15 thoughts on “Day 12 Blog June – Ennui

  1. Vernia Bullivant

    Oh – how frustrating for you Rachel .. I can relate a little bit to your dilemma. When I returned from America in 1970, newly separated and with a 9 month old baby, .. I left a “high flying” job as a Personnel Officer with the World Bank in Washington DC. I got a job as secretary to the Manager of the Surfers Paradise Hotel. I was bored shitless. I counted each days’ takings, and banked it, I helped the girl in Liquor control type up her grog order forms (to keep myself a bit busy), and then I got my brother to ship down huge cartons of his bulk vitamins, and containers, and I would sit at my desk and pack vitamins for my brother’s shop, and watch TV (my office was in one of the hotel guest rooms) for the rest of the day. Then suddenly Eddie Kornhauser bought the hotel and was going to develop it into the $150 million Paradise Centre project and I was Secretary/Admin. Assistant to the Project Manager. What a change … I worked massive hours (my boss dictated masses and masses of shorthand and also used the dictaphone when driving too and from his home in Beenleigh, and every night I would sit at home typing on my own typewriter – until midnight most nights, getting all the work done ready for the next day’s onslaught. But I loved it. I was Queen Bee for the Project Manager and a team of about 50 consultants (architects, engineers etc etc etc). On top of that my boss was the Gold Coast Liaison Officer for the Commonwealth Games to be held in 1982 so we did an awful lot of fund-raising and raising awareness in the years leading up to that. I enjoyed that too – organising all those functions was my social life in those days.
    I guess what I’m saying is to keep positive, keep your eyes open, but I’m sure something more stimulating will land in your lap real soon. I sure hope so … I can understand how frustrated you must be, not being able to utilise all your skills.

  2. Fiona Doyle

    Beautifully written, Rach. I know it has been a challenging environment to work in over the past 6 or 7 years. You’ve done an amazing job. As your friend I have seen the way you’ve weathered the winds of change in your position. As your colleague I have witnessed first-hand your professionalism and dedication to your job. Despite the changes you’ve faced you’ve always been right on top of everything. When others might have dropped their bundle, you didn’t.

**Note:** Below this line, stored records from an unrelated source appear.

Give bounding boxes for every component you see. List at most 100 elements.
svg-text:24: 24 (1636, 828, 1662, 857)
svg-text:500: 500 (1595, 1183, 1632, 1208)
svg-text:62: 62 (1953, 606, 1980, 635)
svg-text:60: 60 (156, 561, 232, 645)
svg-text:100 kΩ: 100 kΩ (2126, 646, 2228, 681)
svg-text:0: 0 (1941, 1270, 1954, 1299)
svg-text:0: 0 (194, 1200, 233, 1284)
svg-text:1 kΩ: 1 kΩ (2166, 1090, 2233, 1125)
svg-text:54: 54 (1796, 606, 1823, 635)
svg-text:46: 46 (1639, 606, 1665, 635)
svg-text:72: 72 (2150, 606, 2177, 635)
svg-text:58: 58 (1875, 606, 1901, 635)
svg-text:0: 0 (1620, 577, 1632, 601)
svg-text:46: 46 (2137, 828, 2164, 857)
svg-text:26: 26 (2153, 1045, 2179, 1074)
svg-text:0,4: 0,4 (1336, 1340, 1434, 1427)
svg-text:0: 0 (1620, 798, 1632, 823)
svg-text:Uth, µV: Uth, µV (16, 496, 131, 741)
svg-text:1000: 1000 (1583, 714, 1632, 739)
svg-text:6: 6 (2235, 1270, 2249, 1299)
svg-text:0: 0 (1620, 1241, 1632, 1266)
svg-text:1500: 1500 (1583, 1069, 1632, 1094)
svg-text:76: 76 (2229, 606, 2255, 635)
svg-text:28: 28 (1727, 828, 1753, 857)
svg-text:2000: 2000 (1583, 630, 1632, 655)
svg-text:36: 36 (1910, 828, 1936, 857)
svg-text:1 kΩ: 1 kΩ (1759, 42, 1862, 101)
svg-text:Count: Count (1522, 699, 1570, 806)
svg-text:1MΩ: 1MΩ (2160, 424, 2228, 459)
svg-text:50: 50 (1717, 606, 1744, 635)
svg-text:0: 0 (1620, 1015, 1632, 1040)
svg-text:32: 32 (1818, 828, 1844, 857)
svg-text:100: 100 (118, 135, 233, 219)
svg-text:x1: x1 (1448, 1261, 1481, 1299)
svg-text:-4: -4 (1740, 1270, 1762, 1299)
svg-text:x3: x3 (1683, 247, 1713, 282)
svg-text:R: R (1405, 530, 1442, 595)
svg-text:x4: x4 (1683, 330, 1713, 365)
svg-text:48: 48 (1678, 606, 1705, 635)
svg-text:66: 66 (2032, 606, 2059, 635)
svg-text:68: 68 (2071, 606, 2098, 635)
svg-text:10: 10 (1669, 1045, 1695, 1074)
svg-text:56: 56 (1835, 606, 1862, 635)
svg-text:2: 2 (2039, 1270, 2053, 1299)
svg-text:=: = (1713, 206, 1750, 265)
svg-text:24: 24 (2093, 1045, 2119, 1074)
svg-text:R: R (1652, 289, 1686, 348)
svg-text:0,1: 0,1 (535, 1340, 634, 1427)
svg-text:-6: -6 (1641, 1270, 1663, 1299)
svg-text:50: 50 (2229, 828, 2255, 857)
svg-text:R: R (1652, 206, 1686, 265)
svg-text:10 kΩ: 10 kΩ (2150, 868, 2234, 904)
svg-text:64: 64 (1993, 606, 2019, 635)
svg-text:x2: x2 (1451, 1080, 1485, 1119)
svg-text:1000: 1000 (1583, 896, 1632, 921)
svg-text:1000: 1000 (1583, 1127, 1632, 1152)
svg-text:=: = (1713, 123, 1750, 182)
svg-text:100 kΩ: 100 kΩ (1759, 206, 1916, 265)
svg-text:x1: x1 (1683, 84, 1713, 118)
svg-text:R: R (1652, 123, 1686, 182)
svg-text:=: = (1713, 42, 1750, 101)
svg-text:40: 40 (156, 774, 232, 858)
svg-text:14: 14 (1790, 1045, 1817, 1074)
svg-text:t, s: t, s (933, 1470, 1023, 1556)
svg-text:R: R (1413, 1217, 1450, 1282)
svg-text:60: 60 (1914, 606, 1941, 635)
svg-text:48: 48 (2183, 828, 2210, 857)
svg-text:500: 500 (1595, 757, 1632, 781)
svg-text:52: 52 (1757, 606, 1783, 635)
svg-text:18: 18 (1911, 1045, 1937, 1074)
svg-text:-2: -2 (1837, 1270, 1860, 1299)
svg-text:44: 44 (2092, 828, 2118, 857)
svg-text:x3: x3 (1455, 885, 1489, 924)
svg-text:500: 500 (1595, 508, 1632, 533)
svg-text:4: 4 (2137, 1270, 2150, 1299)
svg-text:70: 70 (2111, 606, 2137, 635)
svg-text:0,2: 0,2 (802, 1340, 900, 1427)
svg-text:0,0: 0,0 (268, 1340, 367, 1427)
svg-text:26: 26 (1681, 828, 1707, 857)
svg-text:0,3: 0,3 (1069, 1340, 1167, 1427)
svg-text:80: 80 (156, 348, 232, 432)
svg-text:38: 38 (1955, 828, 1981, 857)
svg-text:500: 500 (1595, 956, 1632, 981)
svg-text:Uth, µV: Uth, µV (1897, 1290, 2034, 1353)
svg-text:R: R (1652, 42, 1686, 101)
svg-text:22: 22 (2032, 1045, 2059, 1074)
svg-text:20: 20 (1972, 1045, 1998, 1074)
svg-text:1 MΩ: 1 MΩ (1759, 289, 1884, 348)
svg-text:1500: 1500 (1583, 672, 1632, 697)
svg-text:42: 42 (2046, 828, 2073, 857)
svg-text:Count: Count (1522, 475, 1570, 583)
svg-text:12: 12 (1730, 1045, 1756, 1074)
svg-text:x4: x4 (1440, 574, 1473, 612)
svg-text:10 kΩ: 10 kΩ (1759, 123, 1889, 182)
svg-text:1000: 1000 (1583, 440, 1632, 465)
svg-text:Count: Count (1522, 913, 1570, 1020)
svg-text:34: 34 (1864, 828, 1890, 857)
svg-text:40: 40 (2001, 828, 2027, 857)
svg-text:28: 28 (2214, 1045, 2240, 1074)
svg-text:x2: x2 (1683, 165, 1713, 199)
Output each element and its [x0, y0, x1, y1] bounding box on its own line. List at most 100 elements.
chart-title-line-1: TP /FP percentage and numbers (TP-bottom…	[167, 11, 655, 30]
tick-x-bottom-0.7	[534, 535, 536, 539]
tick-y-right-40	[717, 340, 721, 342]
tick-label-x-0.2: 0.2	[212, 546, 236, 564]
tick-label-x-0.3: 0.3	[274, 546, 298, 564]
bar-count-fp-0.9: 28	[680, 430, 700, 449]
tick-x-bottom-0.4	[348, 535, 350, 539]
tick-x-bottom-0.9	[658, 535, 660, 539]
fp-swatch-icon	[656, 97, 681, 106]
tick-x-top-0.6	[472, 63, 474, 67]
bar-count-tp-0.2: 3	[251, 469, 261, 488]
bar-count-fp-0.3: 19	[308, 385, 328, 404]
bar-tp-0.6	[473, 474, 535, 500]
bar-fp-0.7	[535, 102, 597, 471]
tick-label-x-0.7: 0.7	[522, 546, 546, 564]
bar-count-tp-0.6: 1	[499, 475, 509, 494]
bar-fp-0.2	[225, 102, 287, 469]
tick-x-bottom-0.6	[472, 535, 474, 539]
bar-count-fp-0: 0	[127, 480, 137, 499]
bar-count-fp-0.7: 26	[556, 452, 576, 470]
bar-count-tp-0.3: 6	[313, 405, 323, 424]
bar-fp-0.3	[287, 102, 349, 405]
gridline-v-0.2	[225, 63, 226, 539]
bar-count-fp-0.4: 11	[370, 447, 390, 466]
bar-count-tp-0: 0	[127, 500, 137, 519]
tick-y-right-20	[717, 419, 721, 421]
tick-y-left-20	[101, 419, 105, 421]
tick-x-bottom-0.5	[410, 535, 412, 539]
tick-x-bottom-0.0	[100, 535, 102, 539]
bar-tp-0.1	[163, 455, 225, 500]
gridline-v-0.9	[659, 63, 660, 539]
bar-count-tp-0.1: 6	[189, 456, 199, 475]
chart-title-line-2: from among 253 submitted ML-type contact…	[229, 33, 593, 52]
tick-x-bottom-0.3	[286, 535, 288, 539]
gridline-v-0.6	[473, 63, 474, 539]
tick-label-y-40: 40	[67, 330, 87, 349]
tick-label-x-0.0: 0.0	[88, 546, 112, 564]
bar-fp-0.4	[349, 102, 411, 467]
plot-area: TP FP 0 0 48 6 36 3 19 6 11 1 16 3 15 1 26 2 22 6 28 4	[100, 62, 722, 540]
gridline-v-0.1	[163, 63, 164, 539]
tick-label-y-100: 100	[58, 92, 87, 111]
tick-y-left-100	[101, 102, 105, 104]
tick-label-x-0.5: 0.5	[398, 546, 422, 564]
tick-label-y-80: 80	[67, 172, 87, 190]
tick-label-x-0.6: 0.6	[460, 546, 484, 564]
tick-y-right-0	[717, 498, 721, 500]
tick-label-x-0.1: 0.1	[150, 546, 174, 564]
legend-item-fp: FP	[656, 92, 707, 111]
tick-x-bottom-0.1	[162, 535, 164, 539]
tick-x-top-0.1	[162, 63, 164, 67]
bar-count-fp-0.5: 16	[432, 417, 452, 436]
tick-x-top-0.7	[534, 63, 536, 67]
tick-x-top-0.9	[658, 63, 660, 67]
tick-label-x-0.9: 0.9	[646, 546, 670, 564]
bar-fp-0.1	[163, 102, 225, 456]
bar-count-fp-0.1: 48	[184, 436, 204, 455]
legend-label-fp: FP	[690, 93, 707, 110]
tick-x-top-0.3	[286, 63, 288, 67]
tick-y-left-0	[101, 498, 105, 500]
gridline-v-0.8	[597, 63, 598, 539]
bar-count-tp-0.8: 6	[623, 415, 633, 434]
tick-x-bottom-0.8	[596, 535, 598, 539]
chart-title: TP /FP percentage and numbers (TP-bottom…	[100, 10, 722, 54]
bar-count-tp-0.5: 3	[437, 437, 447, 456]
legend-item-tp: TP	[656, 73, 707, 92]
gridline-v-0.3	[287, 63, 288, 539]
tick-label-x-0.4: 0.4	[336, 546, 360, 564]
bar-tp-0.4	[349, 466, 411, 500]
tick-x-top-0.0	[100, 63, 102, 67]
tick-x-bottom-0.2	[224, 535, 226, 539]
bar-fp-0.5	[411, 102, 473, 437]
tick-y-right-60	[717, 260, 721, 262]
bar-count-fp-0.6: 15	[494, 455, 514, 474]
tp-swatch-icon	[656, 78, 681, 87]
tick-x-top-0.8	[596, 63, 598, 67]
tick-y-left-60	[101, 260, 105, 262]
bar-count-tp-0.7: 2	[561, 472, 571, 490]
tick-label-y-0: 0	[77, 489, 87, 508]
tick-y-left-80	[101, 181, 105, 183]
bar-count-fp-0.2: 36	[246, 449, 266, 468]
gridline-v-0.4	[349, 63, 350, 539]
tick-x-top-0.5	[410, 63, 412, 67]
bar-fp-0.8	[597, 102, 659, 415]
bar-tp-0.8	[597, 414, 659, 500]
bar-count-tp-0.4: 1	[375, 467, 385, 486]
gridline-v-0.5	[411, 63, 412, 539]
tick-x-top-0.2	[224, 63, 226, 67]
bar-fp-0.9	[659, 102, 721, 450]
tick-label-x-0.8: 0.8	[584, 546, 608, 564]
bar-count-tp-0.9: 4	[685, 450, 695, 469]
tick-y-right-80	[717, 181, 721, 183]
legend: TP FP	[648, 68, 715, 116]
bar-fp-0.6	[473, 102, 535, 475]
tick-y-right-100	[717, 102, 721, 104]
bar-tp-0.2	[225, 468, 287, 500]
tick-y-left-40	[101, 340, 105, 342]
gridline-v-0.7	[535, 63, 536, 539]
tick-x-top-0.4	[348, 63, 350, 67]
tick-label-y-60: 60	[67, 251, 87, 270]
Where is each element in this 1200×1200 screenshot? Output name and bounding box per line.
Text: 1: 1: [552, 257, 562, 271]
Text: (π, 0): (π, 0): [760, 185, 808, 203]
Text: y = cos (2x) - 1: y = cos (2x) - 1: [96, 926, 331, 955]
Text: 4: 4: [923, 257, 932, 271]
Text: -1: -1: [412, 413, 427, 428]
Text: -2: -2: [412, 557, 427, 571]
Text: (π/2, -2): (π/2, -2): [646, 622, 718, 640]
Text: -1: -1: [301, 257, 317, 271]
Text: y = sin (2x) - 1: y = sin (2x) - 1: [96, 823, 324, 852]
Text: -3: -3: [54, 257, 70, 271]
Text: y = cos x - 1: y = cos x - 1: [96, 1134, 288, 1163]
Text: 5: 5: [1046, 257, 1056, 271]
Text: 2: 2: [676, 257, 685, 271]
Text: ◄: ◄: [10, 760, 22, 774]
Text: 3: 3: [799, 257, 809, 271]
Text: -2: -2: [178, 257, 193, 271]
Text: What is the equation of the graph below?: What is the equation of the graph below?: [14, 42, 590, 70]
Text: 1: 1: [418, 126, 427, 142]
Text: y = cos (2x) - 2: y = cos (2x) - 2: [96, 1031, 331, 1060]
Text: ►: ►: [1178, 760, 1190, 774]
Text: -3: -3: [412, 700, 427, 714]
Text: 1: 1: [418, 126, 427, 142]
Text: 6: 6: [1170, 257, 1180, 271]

    Whatever the future holds for you I know that you have the strength and tenacity to cope with whatever may come your way. You are an asset to any organisation…in any capacity you choose! And you are a wonderful person.

  3. Kate

    Thanks for sharing about this Rach. I think it’s highly likely that you are not alone in this situation and I think your sharing about it will help other people.

    If you ever want to brainstorm options or bounce ideas around with someone, please let me know.

    xx

    1. Rachel Post author

      Thanks Kate. I may take you up on your offer to brainstorm with. Let me know when you are not so busy. I don’t want to be a burden when you have a heavy workload.

      1. Kate

        It wouldn’t be a burden, but a pleasure! We’re just finishing up the semester so give me a shout in a couple of weeks and we can chat!

    1. Rachel Post author

      Thanks. I have really enjoyed #blogjune this year, more so than in the past. It has given me a buzz that I have been lacking of late.

  4. Tania

    Sorry to hear about all this Rach. You’ve written well and without acrimony and that’s highly commendable. Stay positive xx

    1. Rachel Post author

      Thanks Tania. It was good to get it out. More cathartic than I thought it would be.